Another pile of dreck from the blue filigree notebook, marked for my reference in fuchsia and powder-blue Post-It notes. Sigh…
I want someone to tell it’s alright, even when it’s not.
“At least it’s intense.” -Kathy, 1986
“At least you know you’re alive.” -Ann (who is no longer alive), 2002
I look at pictures of us together and think, “did it really happen?” (Applies to everyone)
In his last dying days and suffering a brain tumor, V was asked if he saw people where he was going. He counted eight.
There’s no going back now. There’s nothing back there, anyway.
c 2001: Disappearance.. My problem is very obviously too much imagination when it comes to romance. That they have beautiful eyes is more about their mastery of mascara than the depth of love in their hearts. Their slender hands grow without any help from their concepts of right and wrong. The intoxication I feel when I smell their soft hair isn’t from inhaling their brilliant insights.
Then I find that even looking in the mirror is too much to bear.

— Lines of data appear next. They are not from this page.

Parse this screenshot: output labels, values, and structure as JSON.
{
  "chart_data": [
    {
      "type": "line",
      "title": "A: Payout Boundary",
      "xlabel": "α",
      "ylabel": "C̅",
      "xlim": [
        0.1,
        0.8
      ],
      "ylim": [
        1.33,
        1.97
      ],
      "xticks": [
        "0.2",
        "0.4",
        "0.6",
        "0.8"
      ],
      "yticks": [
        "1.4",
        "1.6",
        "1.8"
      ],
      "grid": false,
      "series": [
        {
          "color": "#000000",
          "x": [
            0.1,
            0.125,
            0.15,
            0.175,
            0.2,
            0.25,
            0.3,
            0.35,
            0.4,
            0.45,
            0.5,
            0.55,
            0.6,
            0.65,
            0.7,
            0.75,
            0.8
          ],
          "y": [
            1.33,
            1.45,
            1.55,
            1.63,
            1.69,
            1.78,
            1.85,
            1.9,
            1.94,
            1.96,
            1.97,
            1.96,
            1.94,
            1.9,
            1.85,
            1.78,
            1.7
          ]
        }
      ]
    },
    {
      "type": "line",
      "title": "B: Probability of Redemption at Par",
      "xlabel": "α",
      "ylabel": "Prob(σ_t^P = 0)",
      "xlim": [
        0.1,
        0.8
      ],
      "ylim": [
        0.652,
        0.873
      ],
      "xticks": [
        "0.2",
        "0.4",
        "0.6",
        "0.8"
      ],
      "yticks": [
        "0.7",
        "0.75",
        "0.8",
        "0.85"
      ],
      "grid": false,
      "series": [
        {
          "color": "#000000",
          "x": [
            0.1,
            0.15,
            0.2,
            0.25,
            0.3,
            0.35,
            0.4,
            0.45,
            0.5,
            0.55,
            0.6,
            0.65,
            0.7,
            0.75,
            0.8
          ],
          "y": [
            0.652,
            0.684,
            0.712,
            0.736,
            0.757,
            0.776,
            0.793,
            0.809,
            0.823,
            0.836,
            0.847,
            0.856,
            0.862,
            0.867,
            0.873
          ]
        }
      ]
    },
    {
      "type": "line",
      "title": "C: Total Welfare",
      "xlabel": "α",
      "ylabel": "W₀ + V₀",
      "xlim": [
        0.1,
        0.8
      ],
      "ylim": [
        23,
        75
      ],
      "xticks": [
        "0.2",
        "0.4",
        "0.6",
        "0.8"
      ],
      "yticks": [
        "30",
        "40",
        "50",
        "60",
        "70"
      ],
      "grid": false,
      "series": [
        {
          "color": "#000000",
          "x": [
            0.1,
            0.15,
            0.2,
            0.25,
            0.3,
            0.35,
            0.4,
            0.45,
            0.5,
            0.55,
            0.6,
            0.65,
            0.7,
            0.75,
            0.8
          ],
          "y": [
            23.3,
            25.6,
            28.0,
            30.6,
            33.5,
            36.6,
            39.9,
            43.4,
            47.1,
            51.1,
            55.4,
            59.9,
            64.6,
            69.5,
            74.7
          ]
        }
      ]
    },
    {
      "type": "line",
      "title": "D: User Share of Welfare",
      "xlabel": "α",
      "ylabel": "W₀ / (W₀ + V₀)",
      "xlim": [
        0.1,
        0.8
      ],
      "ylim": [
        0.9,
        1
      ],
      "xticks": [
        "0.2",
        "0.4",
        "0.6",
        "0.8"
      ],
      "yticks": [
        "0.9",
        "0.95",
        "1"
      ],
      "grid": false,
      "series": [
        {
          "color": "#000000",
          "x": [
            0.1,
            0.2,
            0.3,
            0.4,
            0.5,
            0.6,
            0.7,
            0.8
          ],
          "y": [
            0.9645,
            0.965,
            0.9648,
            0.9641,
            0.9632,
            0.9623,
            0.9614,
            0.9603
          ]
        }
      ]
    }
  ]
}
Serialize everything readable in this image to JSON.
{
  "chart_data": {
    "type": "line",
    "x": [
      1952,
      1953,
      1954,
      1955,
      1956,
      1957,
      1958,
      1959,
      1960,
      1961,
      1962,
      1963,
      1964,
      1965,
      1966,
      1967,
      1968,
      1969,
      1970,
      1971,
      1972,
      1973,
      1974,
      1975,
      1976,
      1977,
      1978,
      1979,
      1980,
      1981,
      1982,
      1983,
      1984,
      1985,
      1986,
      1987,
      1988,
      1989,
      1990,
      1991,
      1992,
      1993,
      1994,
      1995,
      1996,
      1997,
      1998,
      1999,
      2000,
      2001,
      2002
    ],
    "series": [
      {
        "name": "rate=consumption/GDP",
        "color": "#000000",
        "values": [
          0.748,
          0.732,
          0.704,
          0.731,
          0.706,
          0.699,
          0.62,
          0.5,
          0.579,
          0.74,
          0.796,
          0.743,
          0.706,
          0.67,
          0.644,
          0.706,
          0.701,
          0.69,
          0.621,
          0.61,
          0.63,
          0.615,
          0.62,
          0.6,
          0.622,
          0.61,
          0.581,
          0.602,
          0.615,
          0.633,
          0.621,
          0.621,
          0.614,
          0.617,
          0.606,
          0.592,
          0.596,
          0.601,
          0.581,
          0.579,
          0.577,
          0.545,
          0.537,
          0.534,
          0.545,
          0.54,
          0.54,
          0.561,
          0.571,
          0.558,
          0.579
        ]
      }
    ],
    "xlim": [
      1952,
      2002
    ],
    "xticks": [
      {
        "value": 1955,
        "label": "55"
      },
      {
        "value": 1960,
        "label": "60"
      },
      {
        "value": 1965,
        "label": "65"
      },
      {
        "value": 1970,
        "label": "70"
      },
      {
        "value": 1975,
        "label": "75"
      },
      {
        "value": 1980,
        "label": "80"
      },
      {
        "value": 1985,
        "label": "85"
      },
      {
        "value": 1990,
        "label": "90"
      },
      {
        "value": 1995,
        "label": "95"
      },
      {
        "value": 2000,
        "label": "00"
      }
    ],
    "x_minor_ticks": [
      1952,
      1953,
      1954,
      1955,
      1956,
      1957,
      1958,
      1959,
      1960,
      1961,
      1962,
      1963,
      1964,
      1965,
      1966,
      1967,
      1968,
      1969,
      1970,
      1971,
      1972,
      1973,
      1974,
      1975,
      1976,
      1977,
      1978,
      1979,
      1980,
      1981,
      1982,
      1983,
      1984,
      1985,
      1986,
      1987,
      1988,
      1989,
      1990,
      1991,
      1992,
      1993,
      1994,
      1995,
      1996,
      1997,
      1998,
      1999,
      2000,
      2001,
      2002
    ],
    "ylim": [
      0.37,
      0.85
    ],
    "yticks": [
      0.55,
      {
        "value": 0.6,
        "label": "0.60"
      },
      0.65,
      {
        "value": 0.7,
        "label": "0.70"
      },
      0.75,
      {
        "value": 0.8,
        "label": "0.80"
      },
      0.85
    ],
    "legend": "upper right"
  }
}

I lent him a cent for lent
but now I relent
for the scent
is that the cent
I lent him for lent
has been spent
for lent ~Dream fragment, 1993
As if any of you care, that’s it for the blue notebook.
I look at pictures of us together and think, “did it really happen?”
This struck a chord with me. Many times I have seen photos of a particular event/activity in which I participated and yet have no memory of that event/activity. Or the memory is decidedly ethereal in comparison to the stark reality of the photo.
There is a possibility that I was constructed at a later date than once believed, at which point all “earlier” memories were simply written to my brain. (Yes, I’ve seen ‘Blade Runner’ too many times.)